ODESystem(eqs,t;name)
end

function athem_excitation(fneq,Tel,laser,DOS::Spline1D,egl)
@parameters (egrid)[1:egl] hv μ kB

feq = FermiDirac(egrid,μ,Tel,kB)
ftot = fneq.+feq
ftotspl=get_interpolate(egrid,ftot)

Δfe = fgr_electron_generation(egrid,DOS,ftotspl,hv)
Δfh = fgr_hole_generation(egrid,DOS,ftotspl,hv)

pc_sf = get_noparticles(Δfe,DOS,egrid) / get_noparticles(Δfh,DOS,egrid)
Δfshape = (Δfe.*pc_sf).-Δfh
inten = get_internalenergy_grid(Δfshape,DOS,egrid)

return laser*Δfshape./inten
end

function fgr_hole_generation(egrid,DOS::Spline1D,ftotspl,hv)
return DOS(egrid.+hv).*ftotspl(egrid).*(1 .-ftotspl(egrid.+hv))
end
@register_array_symbolic fgr_hole_generation(egrid::AbstractVector,DOS::Spline1D,ftotspl::Spline1D,hv::Num) begin
size = (length(egrid),)
eltype = eltype(egrid)
end
function fgr_electron_generation(egrid,DOS::Spline1D,ftotspl,hv)
return DOS(egrid.-hv).*ftotspl(egrid.-hv).*(1 .-ftotspl(egrid))
end
@register_array_symbolic fgr_electron_generation(egrid::AbstractVector,DOS::Spline1D,ftotspl::Spline1D,hv::Num) begin
size = (length(egrid),)
eltype = eltype(egrid)
end

FermiDirac(egrid,μ::Real,Tel::Real,kB::Real) = 1 ./(exp.((egrid.-μ)./(kB*Tel)).+1)

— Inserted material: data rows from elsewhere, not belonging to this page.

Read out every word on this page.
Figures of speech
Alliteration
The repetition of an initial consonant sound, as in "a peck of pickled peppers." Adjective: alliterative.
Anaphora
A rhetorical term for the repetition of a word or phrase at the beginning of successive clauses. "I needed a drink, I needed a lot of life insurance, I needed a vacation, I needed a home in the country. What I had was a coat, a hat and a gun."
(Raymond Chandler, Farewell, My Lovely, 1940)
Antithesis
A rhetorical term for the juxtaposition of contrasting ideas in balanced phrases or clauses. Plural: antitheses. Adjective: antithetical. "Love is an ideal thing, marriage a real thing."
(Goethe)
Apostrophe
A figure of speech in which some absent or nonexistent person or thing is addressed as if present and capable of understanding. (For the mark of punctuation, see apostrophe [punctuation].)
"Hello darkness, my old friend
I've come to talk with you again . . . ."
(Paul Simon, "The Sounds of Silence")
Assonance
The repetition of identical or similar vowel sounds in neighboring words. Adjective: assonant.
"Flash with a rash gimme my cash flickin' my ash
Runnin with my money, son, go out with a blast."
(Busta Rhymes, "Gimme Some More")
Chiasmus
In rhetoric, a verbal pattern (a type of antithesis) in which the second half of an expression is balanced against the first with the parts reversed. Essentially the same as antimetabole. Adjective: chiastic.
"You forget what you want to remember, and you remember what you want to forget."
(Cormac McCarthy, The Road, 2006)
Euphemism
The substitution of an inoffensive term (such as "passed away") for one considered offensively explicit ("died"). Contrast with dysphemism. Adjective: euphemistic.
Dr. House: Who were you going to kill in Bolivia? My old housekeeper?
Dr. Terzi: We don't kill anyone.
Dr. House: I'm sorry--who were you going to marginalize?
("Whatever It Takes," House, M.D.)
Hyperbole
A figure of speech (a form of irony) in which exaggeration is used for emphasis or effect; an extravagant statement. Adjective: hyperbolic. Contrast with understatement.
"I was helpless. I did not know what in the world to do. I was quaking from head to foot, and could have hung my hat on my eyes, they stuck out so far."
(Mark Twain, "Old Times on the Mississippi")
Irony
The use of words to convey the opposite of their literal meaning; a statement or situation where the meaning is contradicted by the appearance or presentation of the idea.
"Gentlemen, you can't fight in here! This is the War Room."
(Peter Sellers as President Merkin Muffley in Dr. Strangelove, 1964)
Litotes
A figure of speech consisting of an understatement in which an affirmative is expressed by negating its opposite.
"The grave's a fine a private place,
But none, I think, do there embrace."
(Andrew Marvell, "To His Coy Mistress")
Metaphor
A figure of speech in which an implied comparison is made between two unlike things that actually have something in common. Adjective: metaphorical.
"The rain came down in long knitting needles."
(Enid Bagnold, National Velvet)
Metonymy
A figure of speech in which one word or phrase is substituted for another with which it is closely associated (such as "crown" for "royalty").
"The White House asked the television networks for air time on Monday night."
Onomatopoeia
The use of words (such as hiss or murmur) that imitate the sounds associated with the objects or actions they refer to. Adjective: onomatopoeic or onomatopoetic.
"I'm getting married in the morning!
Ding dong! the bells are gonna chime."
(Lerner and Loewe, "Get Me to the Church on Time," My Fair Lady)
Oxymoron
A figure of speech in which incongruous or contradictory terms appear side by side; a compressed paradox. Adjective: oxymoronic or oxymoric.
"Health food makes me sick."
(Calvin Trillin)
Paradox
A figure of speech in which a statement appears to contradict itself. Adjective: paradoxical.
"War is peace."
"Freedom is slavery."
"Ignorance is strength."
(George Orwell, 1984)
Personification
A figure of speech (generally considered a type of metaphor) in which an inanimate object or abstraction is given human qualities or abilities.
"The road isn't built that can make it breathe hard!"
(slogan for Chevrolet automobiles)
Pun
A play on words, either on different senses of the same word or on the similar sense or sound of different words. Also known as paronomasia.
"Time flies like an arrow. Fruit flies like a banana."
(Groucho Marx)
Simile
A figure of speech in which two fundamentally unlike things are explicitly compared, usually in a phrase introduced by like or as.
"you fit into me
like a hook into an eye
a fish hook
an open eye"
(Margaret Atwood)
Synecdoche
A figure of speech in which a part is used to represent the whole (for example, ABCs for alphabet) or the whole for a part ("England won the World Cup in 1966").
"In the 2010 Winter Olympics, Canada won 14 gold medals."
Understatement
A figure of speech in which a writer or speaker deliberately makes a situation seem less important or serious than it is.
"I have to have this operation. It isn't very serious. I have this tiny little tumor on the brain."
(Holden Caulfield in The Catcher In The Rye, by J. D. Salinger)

function get_internalenergy_grid(Dis,DOS,egrid)
integrand = Dis.*DOS(egrid).*egrid
prob = SampledIntegralProblem(integrand,egrid)
return solve(prob,SimpsonsRule()).u
end
@register_symbolic get_internalenergy_grid(Dis::AbstractVector,DOS::Spline1D,egrid::AbstractVector)

function get_noparticles(Dis,DOS::Spline1D,egrid)
integrand = Dis.*DOS(egrid)
prob = SampledIntegralProblem(integrand,egrid)
return solve(prob,SimpsonsRule()).u
end
@register_symbolic get_noparticles(Dis::AbstractVector,DOS::Spline1D,egrid::AbstractVector)

get_interpolate(xvals::AbstractVector,yvals::AbstractVector) = Spline1D(xvals,yvals,bc="nearest")
@register_symbolic get_interpolate(xvals::AbstractVector,yvals::AbstractVector)::Spline1D

function laser()
@parameters ϵ FWHM ϕ R
return (0.9394372786996513(1 - R)*exp((-2.772588722239781(t^2)) / (FWHM^2))*ϕ) / (FWHM*ϵ)
end
function generate_DOS()
return get_interpolate(collect(1:100),randn(100).*59)
end

function main()
egl = 605
DOS = generate_DOS()
las = laser()
@named test = athem_factory(DOS,las,egl)
structural_simplify(test)
end

main()
``````

I think I have somewhat traced the problem to a duplication of unknowns. When I get a method that manages to compose. The structural_simplify then fails and this seems to be because the unknown dfneq.neq appears both as a list of individual elements aka. dfneq.neq(t)[1], dfneq.neq(t)[2] etc. and as an individual dfneq.neq(t) also in the list. I am not sure what is generating this second version of the vector in the variables map.